Dans un climat politique marqué par l’instabilité, les premières consultations visant à former un nouveau gouvernement ont débuté en Tunisie. Pendant ce temps, de plus en plus de Tunisiens arrivent sur les côtes européennes et le président de Tunis, Kaïs Saïed, a rapporté que l’urgence migratoire représente un outil utilisé par certains partis politiques pour le discréditer.
Après la démission du Premier ministre Elyes Fakhfakh, le président tunisien a nommé, le 24 juillet, le ministre de l’Intérieur, Hichem Mechichi, le nouveau Premier ministre du pays, qui était en charge de former une nouvelle équipe gouvernementale qui pourrait obtenir le vote de confiance du Parlement. Or, la mission ne semble pas être sans obstacles, compte tenu de l’opposition persistante du Parti conservateur du Free Destourian (PDL), déjà au centre d’un dossier contre le président parlementaire, Rached Ghannouchi et le parti Ennahda.
Ce dernier, autoproclamé « islamique » et « modéré » détient actuellement la majorité des sièges au Parlement, mais a été accusé d’avoir des liens avec le mouvement des Frères musulmans, ainsi qu’avec le terrorisme. Dès lors, le PDL, à travers son chef Abir Moussi, s’oppose à l’inclusion d’Ennahda dans le futur exécutif de Tunis, se refusant à participer au cas où « la Fraternité » subsisterait. Au contraire, Moussi a déclaré qu’elle était disposée à soutenir un gouvernement qui comprend un plus grand nombre de forces civiles et exclut la «Fraternité» et ses ramifications. Dans le même temps, de nombreux partis politiques ont demandé la destitution d’Ennahda, compte tenu de son incapacité à gérer le gouvernement depuis son arrivée au pouvoir en 2011.
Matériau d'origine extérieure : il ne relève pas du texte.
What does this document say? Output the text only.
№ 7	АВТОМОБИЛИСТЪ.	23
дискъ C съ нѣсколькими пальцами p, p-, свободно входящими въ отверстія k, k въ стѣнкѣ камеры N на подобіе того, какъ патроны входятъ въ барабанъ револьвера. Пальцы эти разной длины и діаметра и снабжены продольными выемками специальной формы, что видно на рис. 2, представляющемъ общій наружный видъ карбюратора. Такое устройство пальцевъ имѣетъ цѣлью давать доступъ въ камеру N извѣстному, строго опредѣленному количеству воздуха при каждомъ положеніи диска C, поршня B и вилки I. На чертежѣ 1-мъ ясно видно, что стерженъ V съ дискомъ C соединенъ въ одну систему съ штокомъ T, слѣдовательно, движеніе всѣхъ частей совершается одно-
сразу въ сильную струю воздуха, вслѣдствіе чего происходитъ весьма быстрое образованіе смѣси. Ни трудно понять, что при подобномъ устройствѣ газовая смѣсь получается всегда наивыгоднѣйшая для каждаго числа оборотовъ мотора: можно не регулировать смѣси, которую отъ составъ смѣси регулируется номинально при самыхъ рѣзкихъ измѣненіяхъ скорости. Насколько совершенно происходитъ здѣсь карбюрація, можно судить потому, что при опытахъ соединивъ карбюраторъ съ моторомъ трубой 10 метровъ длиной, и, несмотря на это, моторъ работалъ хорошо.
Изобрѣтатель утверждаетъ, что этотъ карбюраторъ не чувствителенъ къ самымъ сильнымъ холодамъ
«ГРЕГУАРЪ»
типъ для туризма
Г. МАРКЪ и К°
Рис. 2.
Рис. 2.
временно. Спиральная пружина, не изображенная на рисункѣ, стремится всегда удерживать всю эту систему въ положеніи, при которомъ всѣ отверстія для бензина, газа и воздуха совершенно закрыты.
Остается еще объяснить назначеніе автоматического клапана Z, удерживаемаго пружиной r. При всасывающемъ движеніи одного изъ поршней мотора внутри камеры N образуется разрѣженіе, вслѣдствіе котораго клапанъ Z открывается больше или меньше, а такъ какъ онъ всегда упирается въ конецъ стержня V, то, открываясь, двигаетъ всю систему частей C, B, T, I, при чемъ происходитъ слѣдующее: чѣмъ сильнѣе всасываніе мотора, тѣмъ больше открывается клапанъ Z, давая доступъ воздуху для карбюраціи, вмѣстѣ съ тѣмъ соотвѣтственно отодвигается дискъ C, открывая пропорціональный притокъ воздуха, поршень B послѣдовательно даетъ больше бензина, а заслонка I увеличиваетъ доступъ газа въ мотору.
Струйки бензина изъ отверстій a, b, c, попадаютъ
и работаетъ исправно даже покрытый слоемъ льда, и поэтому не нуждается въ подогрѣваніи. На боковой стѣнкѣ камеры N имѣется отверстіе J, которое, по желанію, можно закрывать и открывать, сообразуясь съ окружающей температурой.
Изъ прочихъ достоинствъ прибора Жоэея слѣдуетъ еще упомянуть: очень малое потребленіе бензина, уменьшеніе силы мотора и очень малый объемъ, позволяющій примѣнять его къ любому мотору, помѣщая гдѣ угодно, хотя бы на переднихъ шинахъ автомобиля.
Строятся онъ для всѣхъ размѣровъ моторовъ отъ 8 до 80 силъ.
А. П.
Parallèlement, l’instabilité politique de la Tunisie et la crise économique croissante ont conduit des centaines de citoyens à quitter le pays, à la recherche de meilleures conditions de vie et de travail en Europe. Cela a provoqué une augmentation du phénomène d’immigration irrégulière
Le président Saïed, pour sa part, a souligné la nécessité de coopérer pour lutter contre le phénomène à sa racine, mais, en même temps, a accusé les partis politiques d’être derrière la crise, qui serait utilisée comme une arme contre le chef de l’État et le parti Ennahda. Cela, a souligné le chef de l’État, est dangereux. «Les requins terrestres sont beaucoup plus dangereux que les requins de mer», a déclaré Saïed, faisant référence aux opérateurs et intermédiaires impliqués. Cependant, pour le président de Tunis, se tourner vers la seule sécurité ne suffit pas, mais il est également nécessaire de créer des emplois qui préservent la dignité humaine, ainsi que des projets de développement.
Selon un militant politique et ancien parlementaire, Sahbi Ben Fraj, certaines parties au conflit politique interne tentent d’attirer des partis étrangers, européens, pour les impliquer dans leurs affaires, leur faisant comprendre que le président est incapable de gérer la situation. et contrôler les frontières du pays. «Les jeunes sont maintenant exploités sur des bateaux de la mort pour alimenter une guerre sale et notre crise politique commence à franchir les lignes rouges», ont déclaré Ben Fraj.
Selon certains analystes, la crise migratoire est un problème grave, quelle que soit l’exploitation politique du phénomène, et la Tunisie pourrait se trouver dans une situation difficile si le flux de migrants vers l’Europe depuis les côtes tunisiennes se poursuit. En outre, la crise politique et le conflit entre les institutions tunisiennes ont détourné les autorités responsables de leurs obligations au niveau local et international.
Dans ce contexte, la critique de Saïed à l’égard de certains partis politiques révélerait également une lutte idéologique et politique croissante pour le pouvoir, culminant par la démission du Premier ministre Fakhfakh, accusé de conflit d’intérêts et responsable de la désintégration de la coalition au pouvoir. L’exécutif tunisien a été nommé le 27 février, mais des clivages idéologiques internes, notamment en ce qui concerne les finances de l’État et la dette, ont entraîné un équilibre fragile en son sein. Si le gouvernement proposé par Mechichi ne gagne pas la confiance du Parlement, le président Saied devra dissoudre l’exécutif et convoquer de nouvelles élections, à organiser dans les trois mois. Mechichi a été appelé « indépendant » et, par conséquent, aucun parti n’a proposé de pourvoir le poste de Premier ministre.